There are a lot of Web Connection applications on the Web that have open Administration Pages accessible to anybody who can find these sites. As you might imagine that's very dangerous as the Admin page allows access to running processes as well the Web Connection server instances. It's vitally important that the Admin page is locked down when you take an application live.

Even though Web Connection provides plenty of warning messages and the configuration tools automatically configure server security properly, there are some of our users that ignore the warnings or willfully bypass the recommended security settings.

Updates to Web Connection and Updated Admin Pages

I've made a few changes in Web Connection to make it much more difficult to make the admin page open by accident with an update to in Web Connection 6.19. I've also written up a detailed blog post that describes the problem, the current, the update and how to fix this either by upgrading or manually fixing the Administration page.

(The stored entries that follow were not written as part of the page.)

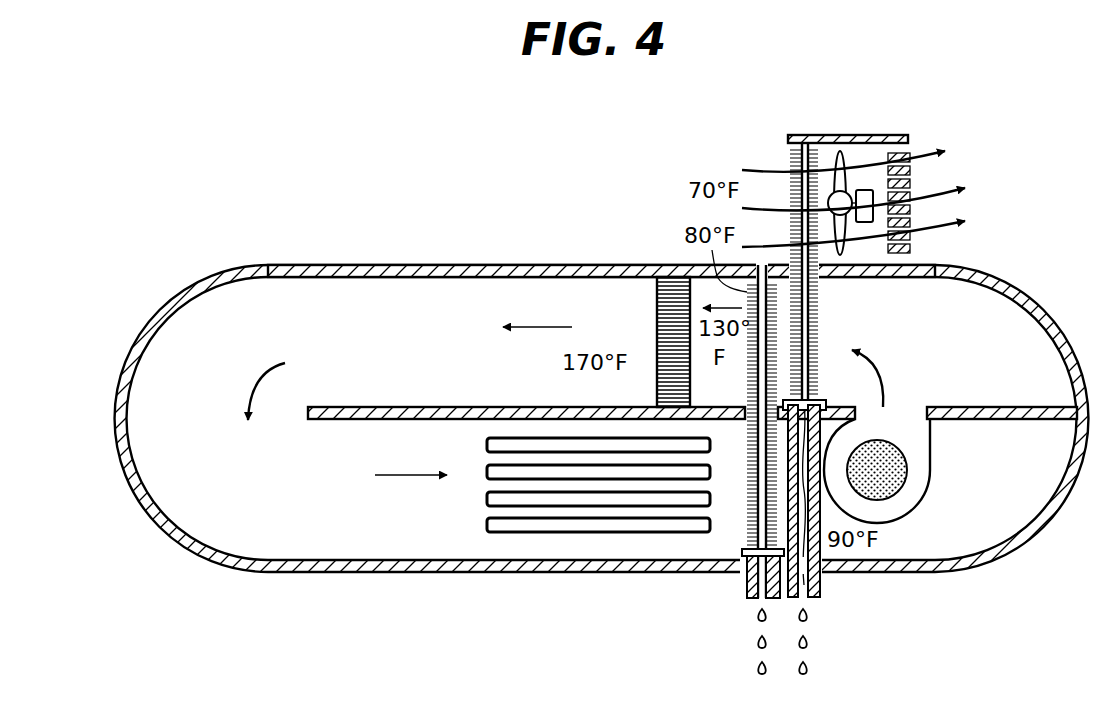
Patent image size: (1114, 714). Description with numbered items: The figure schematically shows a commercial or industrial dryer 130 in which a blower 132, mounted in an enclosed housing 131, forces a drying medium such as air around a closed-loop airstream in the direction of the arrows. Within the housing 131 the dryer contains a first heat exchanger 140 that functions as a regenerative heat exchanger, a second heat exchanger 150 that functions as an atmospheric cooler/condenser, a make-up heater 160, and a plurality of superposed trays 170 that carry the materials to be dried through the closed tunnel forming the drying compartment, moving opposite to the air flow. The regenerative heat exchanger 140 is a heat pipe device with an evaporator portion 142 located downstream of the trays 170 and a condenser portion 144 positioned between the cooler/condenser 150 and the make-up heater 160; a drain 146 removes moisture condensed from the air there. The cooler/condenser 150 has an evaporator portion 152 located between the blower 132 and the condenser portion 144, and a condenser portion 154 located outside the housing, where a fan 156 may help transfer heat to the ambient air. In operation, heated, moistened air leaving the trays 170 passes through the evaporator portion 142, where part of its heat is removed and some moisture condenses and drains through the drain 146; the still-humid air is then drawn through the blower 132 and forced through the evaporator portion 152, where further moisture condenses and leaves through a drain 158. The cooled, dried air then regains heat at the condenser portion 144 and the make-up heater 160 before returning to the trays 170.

The dryer 130 is at (100, 383).
The enclosed housing 131 is at (285, 265).
The blower 132 is at (930, 478).
The first heat exchanger 140 is at (707, 435).
The evaporator portion 142 is at (740, 524).
The condenser portion 144 is at (748, 367).
The drain 146 is at (742, 597).
The second heat exchanger 150 is at (786, 148).
The evaporator portion 152 is at (818, 310).
The condenser portion 154 is at (790, 165).
The fan 156 is at (880, 212).
The drain 158 is at (827, 588).
The make-up heater 160 is at (670, 280).
The trays 170 is at (538, 526).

Please check out the blog post that goes into detail - if for nothing else to remind you to look at your application security and make sure you are secure:

• Locking down the West Wind Web Connection Administration Page

You can also download the Admin page fixes from this zip file:

• Download Web Connection Admin Page Updates

I'd also like to point Web Connection users and administrators at the Security Lockdown and IIS Configuration topics in the Web Connection Documentation:

• Securing your Web Connection Application
• IIS Configuration for Web Connection

If you have a Web Connection application live on the Web and you're not sure about the status of your security, please take the time to review these three links as they are very important to the security of your application.

+++ Rick ---

Admin page updates are for wc 6.x only, or also 5.x?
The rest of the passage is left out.